Powerful signal processing capabilities: Photonic devices have a high degree of parallelism and matrix computing capabilities, which can efficiently process complex data, and can also realize analog calculations to further improve signal processing capabilities. For example, the "Tai Chi-II." optical chip developed by Tsinghua University, the first full forward intelligent optical computing training architecture, realizes the in-situ optical training of large-scale neural networks, can increase the training speed of millions of parameters of optical networks by 1 order of magnitude, increase the accuracy of processing intelligent classification tasks by 40%, and also realize computational imaging at kilohertz frame rate, and improve imaging efficiency by 2 orders of magnitude.

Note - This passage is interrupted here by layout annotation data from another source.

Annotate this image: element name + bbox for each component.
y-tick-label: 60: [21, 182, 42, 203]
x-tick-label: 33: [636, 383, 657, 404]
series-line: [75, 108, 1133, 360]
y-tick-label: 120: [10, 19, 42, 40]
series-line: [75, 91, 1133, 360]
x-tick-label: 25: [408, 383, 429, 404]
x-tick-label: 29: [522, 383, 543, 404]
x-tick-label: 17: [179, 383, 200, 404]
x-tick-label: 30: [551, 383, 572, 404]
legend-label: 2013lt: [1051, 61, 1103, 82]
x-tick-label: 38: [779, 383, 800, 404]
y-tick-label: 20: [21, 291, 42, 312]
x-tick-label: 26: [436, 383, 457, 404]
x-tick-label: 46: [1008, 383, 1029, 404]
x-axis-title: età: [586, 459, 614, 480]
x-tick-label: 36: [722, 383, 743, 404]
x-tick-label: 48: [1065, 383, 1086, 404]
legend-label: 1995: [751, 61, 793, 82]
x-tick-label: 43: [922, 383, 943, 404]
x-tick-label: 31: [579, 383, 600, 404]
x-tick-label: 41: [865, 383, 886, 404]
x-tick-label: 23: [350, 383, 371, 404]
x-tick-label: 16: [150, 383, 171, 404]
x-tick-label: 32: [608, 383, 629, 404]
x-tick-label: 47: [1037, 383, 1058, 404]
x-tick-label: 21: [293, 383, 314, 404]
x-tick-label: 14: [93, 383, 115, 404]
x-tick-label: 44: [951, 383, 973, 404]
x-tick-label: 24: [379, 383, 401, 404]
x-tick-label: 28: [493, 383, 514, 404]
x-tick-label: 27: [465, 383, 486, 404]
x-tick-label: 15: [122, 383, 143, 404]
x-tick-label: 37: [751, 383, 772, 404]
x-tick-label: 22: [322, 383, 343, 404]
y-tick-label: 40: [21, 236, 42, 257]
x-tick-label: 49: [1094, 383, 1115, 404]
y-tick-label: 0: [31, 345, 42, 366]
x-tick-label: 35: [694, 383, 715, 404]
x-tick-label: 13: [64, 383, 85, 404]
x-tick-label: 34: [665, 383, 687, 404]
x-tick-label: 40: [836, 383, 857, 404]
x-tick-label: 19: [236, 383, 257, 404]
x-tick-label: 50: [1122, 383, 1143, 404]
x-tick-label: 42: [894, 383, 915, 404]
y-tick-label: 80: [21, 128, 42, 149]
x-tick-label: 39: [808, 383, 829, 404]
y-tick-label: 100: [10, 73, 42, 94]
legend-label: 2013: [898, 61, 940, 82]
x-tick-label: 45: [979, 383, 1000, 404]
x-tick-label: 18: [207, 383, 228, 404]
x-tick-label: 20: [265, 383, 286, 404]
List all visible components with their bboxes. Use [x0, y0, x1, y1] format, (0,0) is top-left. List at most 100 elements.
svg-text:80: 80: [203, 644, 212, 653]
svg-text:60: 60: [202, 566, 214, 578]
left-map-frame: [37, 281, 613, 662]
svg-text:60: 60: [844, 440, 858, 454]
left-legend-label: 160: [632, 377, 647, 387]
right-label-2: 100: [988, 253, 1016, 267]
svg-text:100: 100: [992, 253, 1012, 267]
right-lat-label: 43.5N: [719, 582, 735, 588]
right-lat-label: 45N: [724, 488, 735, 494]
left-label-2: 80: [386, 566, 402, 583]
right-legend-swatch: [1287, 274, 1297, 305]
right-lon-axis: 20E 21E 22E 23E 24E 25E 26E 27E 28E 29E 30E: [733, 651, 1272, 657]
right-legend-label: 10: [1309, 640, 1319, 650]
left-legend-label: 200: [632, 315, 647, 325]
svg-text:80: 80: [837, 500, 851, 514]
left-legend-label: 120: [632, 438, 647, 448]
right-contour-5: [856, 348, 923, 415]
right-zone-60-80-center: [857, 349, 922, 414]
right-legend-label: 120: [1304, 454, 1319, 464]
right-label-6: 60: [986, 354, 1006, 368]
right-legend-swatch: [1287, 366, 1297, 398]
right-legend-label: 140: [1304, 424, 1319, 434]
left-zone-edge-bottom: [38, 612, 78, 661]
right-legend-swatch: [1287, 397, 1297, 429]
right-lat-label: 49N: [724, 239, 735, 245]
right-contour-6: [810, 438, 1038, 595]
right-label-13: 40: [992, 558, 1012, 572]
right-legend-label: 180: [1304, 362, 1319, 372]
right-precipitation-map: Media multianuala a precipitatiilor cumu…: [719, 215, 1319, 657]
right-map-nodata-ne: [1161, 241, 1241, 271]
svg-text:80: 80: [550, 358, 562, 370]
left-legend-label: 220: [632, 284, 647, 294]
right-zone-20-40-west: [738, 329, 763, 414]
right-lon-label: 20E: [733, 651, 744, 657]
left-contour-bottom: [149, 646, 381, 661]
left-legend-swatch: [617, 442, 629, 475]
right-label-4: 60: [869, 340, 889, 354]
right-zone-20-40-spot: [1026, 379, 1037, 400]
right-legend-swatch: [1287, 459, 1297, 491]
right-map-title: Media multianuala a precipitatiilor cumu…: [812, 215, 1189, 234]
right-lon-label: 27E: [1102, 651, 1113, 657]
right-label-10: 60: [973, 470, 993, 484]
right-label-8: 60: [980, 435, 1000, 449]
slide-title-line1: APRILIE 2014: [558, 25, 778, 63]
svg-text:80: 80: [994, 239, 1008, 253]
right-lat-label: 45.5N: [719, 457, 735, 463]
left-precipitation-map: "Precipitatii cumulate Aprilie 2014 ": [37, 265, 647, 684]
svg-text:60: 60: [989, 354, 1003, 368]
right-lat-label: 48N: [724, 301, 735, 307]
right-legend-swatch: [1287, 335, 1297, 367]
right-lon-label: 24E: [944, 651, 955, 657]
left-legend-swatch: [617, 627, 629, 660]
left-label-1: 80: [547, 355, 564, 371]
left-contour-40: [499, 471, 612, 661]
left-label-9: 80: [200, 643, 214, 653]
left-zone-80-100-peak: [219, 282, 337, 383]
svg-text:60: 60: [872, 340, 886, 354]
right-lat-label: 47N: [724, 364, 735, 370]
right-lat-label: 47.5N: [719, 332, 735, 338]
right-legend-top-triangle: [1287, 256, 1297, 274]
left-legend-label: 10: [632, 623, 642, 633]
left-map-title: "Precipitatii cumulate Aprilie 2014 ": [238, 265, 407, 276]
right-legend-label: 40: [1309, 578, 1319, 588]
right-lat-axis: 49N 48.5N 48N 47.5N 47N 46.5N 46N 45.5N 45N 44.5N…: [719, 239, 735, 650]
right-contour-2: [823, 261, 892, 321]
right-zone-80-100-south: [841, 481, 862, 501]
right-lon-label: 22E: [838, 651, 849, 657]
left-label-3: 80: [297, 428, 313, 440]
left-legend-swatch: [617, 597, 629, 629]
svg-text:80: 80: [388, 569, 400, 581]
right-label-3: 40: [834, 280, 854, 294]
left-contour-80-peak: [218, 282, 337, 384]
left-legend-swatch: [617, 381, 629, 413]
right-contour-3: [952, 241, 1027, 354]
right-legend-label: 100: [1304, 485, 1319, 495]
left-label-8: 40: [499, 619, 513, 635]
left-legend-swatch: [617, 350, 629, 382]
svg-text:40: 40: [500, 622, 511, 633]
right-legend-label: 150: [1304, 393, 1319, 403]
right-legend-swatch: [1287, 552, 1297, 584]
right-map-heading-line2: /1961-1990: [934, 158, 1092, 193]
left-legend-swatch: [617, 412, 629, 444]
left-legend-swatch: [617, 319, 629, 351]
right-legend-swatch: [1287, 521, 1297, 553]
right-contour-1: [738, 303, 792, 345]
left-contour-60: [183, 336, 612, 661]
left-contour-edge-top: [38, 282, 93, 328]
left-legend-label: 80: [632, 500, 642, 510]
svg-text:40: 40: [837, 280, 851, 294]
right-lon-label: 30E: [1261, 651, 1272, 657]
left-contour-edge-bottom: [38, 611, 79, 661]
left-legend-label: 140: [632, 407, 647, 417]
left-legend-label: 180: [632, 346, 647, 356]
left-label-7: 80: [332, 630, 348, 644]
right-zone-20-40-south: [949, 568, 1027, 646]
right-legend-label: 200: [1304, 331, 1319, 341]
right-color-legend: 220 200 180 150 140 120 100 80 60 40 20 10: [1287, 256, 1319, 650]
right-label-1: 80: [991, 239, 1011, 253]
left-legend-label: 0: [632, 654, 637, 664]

Low energy consumption characteristics: The energy loss in the process of optical signal transmission is much lower than that of electronic signals, and the energy consumption of optical chips is only about one-tenth of that of traditional electronic chips. Like Microsoft's Project LightSpeed, which aims to use optoelectronics to improve network speed in data centers, through the use of optical chips, it is expected to reduce data center energy consumption and increase processing power. For long-running computing tasks in big data analysis and AI data centers, optical chips can effectively reduce energy consumption while achieving high-speed computing, which is in line with the concept of green computing and reduces operating costs.
As Moore's Law approaches the bottleneck, the explosive demand for computing power in the era of artificial intelligence is driving the global chip industry to seek architectural innovation, and building a next-generation computing system has become the strategic commanding heights of international scientific and technological competition. In this context, optical chips are regarded by the industry as a key technology to break through the limitations of traditional computing architectures due to their characteristics of high speed, low power consumption, parallel processing, etc., and have attracted industry giants such as Intel, NVIDIA, and TSMC to deploy one after another. Although optical chips have broad prospects and continue to heat up, there are still many challenges from laboratory to large-scale industrialization. Industry experts emphasized that it is urgent to strengthen basic scientific research, break through the technical barriers of semiconductor materials and processes, accelerate the industrialization process through in-depth collaboration between industry, university and research, and overcome multiple difficulties in technology and application through multi-party collaboration, so as to release the true potential of optical chips.